The Journal of Commerce Online - News Story
Attorney says intermediaries should calculate value of business

Transportation intermediaries seeking to increase their revenue stream by expanding their menu of value-added services should be aware that they are taking on added liability as well.

"If you are advertising that you will protect shipments from the beginning to the end, and you only play a part in the shipment, you may take on more liability than you thought," Peter Powell Sr., senior counselor to the National Customs Brokers & Forwarders Association, told that group's annual conference Monday in Rancho Mirage, Calif.

There is a growing trend among cargo interests to sign contracts that push more risk for shipments gone awry on to their service providers, said Greg Kritz, vice president of Roanoke Trade Services.

Customers are going so far as to ask their brokers and forwarders to indemnify them even in cases of shipper negligence, Kritz said.

Brokers, forwarders and cargo consolidators may want to consider such requests if taking on the added risk translates to higher revenue, but they should first determine the value of the business compared to their profit margin, Kritz added.

Transportation intermediaries who progress beyond basic processing of import and export documentation to stuffing containers, booking trucking services or offering credit to shippers take on a significant amount of risk.

For example, if the intermediary books freight with a motor carrier that has a history of mishaps and that carrier is involved in an accident that results in death or serious injury, the victims will likely sue the intermediary as well as the trucker.

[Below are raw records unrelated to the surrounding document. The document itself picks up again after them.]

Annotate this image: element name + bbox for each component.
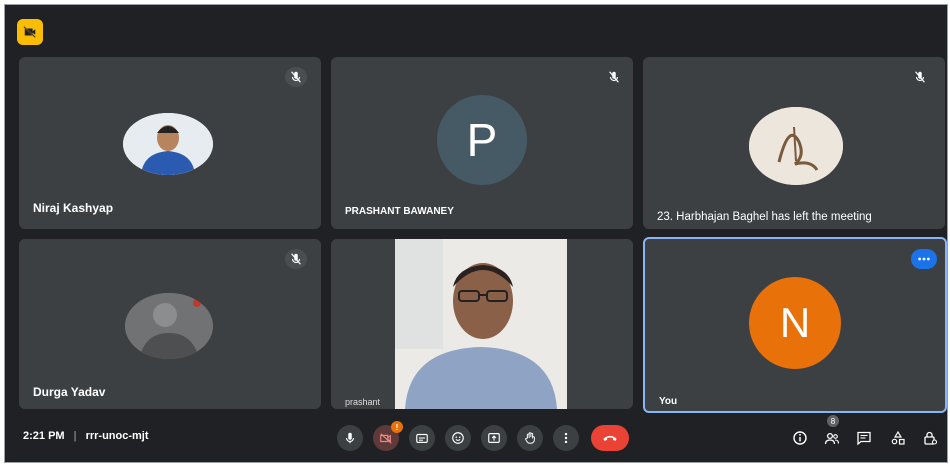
camera-off-badge[interactable]: [17, 19, 43, 45]
participant-tile[interactable]: P PRASHANT BAWANEY: [331, 57, 633, 229]
host-controls-button[interactable]: [919, 427, 941, 449]
people-icon: [824, 432, 840, 445]
camera-off-icon: [380, 433, 392, 444]
info-icon: [793, 431, 807, 445]
mic-off-icon: [291, 71, 301, 83]
emoji-button[interactable]: [445, 425, 471, 451]
captions-button[interactable]: [409, 425, 435, 451]
participant-name: Durga Yadav: [33, 385, 106, 399]
mic-muted-indicator: [285, 249, 307, 269]
end-call-button[interactable]: [591, 425, 629, 451]
warning-badge-text: !: [395, 422, 399, 432]
participant-name: 23. Harbhajan Baghel has left the meetin…: [657, 211, 872, 223]
mic-muted-indicator: [285, 67, 307, 87]
meeting-time: 2:21 PM: [23, 430, 65, 442]
mic-off-icon: [915, 71, 925, 83]
avatar-initial: P: [466, 114, 498, 166]
emoji-icon: [452, 432, 464, 444]
more-options-button[interactable]: [911, 249, 937, 269]
host-controls-icon: [924, 431, 938, 445]
end-call-icon: [603, 435, 617, 441]
participant-tile[interactable]: prashant: [331, 239, 633, 409]
participant-avatar: N: [749, 277, 841, 369]
present-icon: [488, 433, 500, 443]
raise-hand-icon: [525, 432, 535, 444]
activities-button[interactable]: [887, 427, 909, 449]
more-horizontal-icon: [918, 257, 930, 261]
participant-video: [395, 239, 567, 409]
participant-tile[interactable]: Durga Yadav: [19, 239, 321, 409]
people-count: 8: [830, 416, 836, 426]
participant-photo: [125, 293, 213, 359]
participant-name: PRASHANT BAWANEY: [345, 206, 454, 217]
participant-name: prashant: [345, 397, 381, 407]
mic-off-icon: [609, 71, 619, 83]
meeting-code: rrr-unoc-mjt: [85, 430, 149, 442]
people-count-badge: 8: [827, 415, 839, 427]
people-button[interactable]: 8: [821, 415, 843, 449]
camera-button[interactable]: !: [373, 421, 403, 451]
mic-muted-indicator: [603, 67, 625, 87]
participant-tile-self[interactable]: N You: [643, 237, 947, 413]
participant-tile[interactable]: Niraj Kashyap: [19, 57, 321, 229]
mic-icon: [345, 432, 355, 444]
meeting-separator: |: [73, 430, 77, 442]
more-options-button[interactable]: [553, 425, 579, 451]
participant-tile[interactable]: 23. Harbhajan Baghel has left the meetin…: [643, 57, 945, 229]
captions-icon: [416, 433, 428, 443]
camera-off-icon: [23, 26, 36, 38]
participant-name: You: [659, 396, 678, 407]
warning-badge: !: [391, 421, 403, 433]
activities-icon: [891, 430, 905, 445]
mic-muted-indicator: [909, 67, 931, 87]
chat-icon: [857, 431, 871, 446]
chat-button[interactable]: [853, 427, 875, 449]
meeting-details-button[interactable]: [789, 427, 811, 449]
meeting-info: 2:21 PM | rrr-unoc-mjt: [23, 430, 149, 442]
avatar-initial: N: [779, 299, 811, 346]
present-button[interactable]: [481, 425, 507, 451]
participant-avatar: P: [437, 95, 527, 185]
mic-off-icon: [291, 253, 301, 265]
participant-photo: [123, 113, 213, 175]
raise-hand-button[interactable]: [517, 425, 543, 451]
participant-name: Niraj Kashyap: [33, 201, 114, 215]
participant-photo: [749, 107, 843, 185]
more-options-icon: [564, 432, 568, 444]
meet-window: Niraj Kashyap P PRASHANT BAWANEY 23. Har…: [4, 4, 948, 463]
mic-button[interactable]: [337, 425, 363, 451]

These suits are often settled for millions of dollars.

It is crucial that the forwarder or broker check the motor carrier's insurance certification and credit rating. Likewise, if due diligence indicates that the customer presents a high risk, it is best to drop the account.

When in doubt, transportation intermediaries also have the option of purchasing credit insurance in order to protect themselves from "shock loss" events. "Banks like to see insured receivables," he said.

Brokers, forwarders, third-party logistics companies and cargo consolidators should always have contracts reviewed by legal counsel, especially when the client has inserted language that goes beyond what is contained in a normal bill of lading.

"Be aware of contractual language that overrides the ordinary bill of lading liability," said Douglas Fischer, regional vice president of Navigation Management Co. Inc.